The court declined to reach Appellants’ argument that County Council failed to resubmit the zoning changes to the Planning Commission before final passage under § 6-29-760(A), finding the issue unpreserved because it was raised for the first time on appeal in a different form than it was presented below.
Key Takeaways
- A Rule 12(b)(6) motion to dismiss is not the appropriate vehicle for resolving whether a zoning decision was arbitrary or whether a comprehensive plan’s requirements were satisfied when factual development of the record is needed. South Carolina courts should not decide these issues on the face of the pleadings.
- The principle that a comprehensive plan is “only a guideline” (from McClanahan v. Richland County Council, 350 S.C. 433 (2002)) does not mean that a county’s departures from its comprehensive plan can never form the basis of a legal challenge. Where passed ordinances — not merely the plan itself — are the subject of review, the plan’s consistency requirements remain a relevant factual issue at trial.
- Neighboring property owners and community organizations alleging specific harms (reduced property values, infrastructure burden, stormwater, traffic, disparate community impact) adequately state the constitutional deprivation required to challenge a zoning ordinance under Knowles v. City of Aiken, 305 S.C. 219 (1991), at the pleading stage.
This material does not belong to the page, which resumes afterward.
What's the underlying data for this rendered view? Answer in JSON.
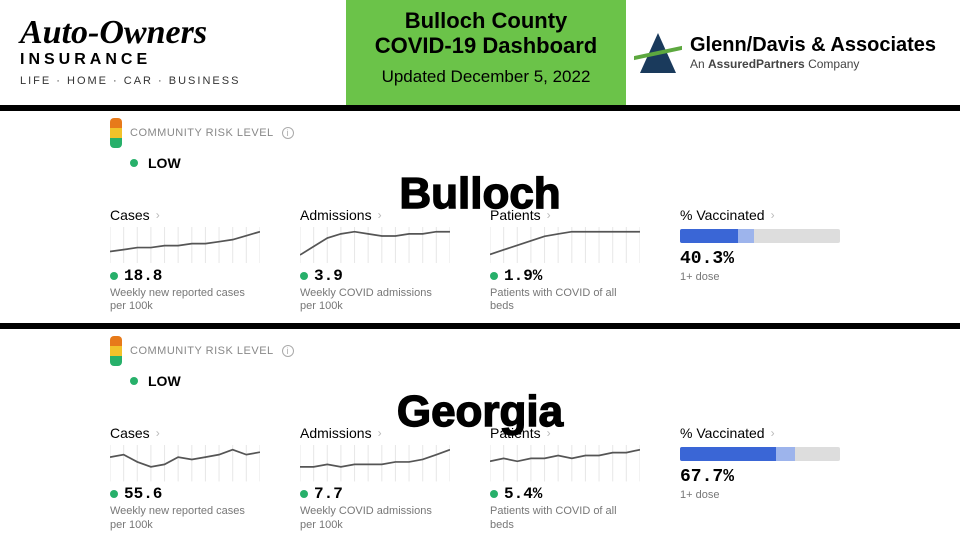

- Whether a planned development district approved in 2008 was lawfully constituted as a multi-use PD under § 6-29-720(C)(4) is a factual question that cannot be resolved on a motion to dismiss when the record is undeveloped. See Sinkler v. County of Charleston, 387 S.C. 67 (2010) (invalidating a PD ordinance that lacked required mixed uses).
Why It Matters
Powers v. Georgetown County is a companion to two other Court of Appeals decisions issued the same day — Bryant v. Georgetown County (2026-UP-282) and Michael T. Green v. Georgetown County (2026-UP-288) — which reversed circuit court dismissals of challenges to other Georgetown County development approvals on Enabling Act grounds. Together, the three decisions signal a robust judicial appetite for subjecting Georgetown County’s development approval process to statutory and constitutional scrutiny, with at least some claims surviving to the merits stage even in unpublished form.
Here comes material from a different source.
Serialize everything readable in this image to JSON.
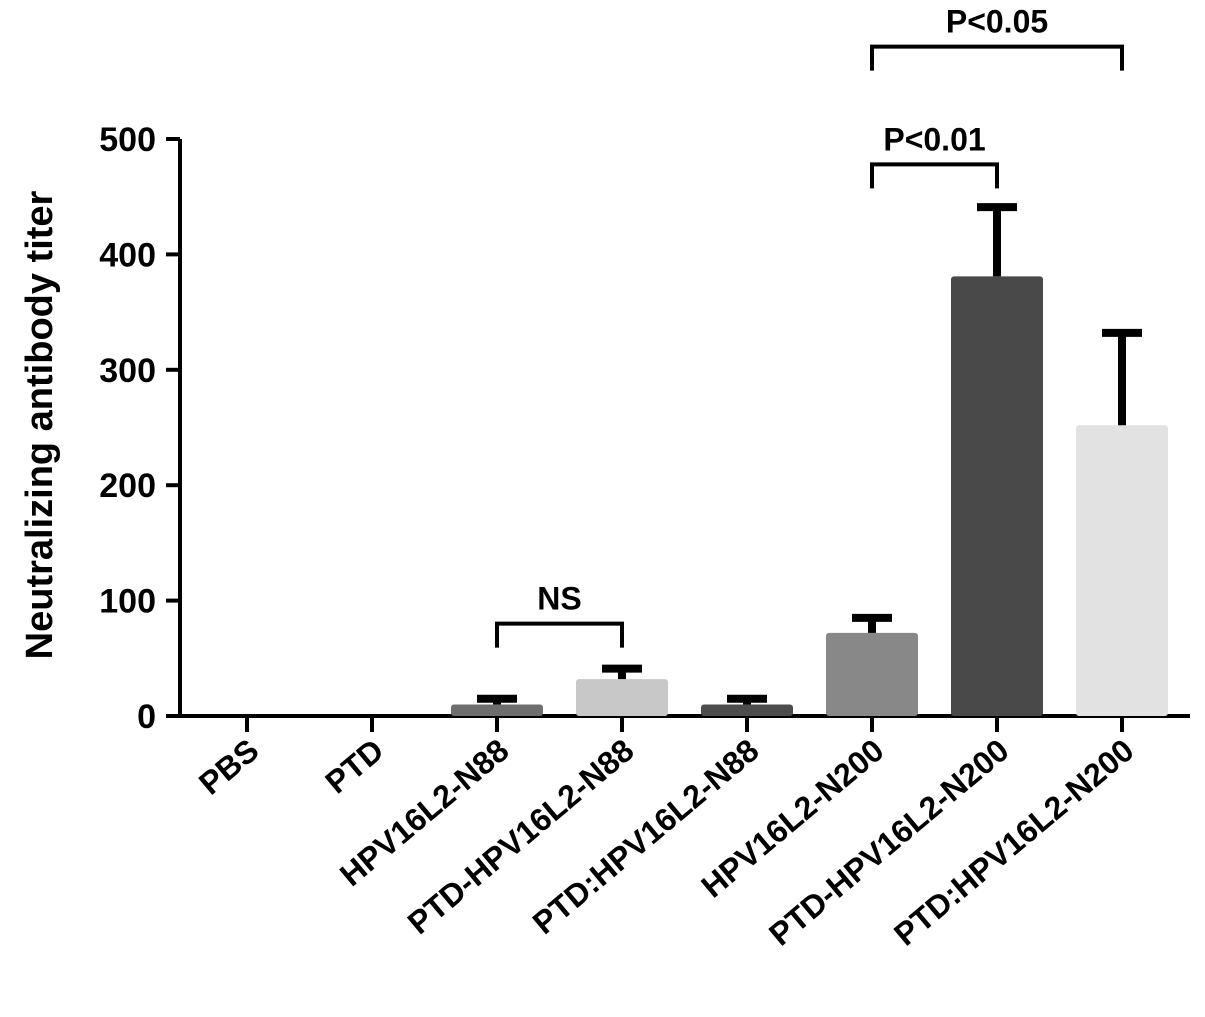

Powers is notable for its treatment of the “guideline only” characterization of comprehensive plans. Practitioners have historically relied on McClanahan for the proposition that comprehensive plans lack enforceable legal force. The court here distinguishes McClanahan sharply: that case involved a challenge to the plan itself as a taking; here, the challenge is to County Council’s inconsistent ordinances, which are law, and the Planning Commission’s unanimous contrary recommendation provides factual grounds for a non-frivolous arbitrariness claim that must survive the pleading stage. Landowners challenging zoning decisions should plead both the statutory-authority and the arbitrary-action theories carefully, with specific factual allegations about the discrepancy between the comprehensive plan and the challenged ordinance.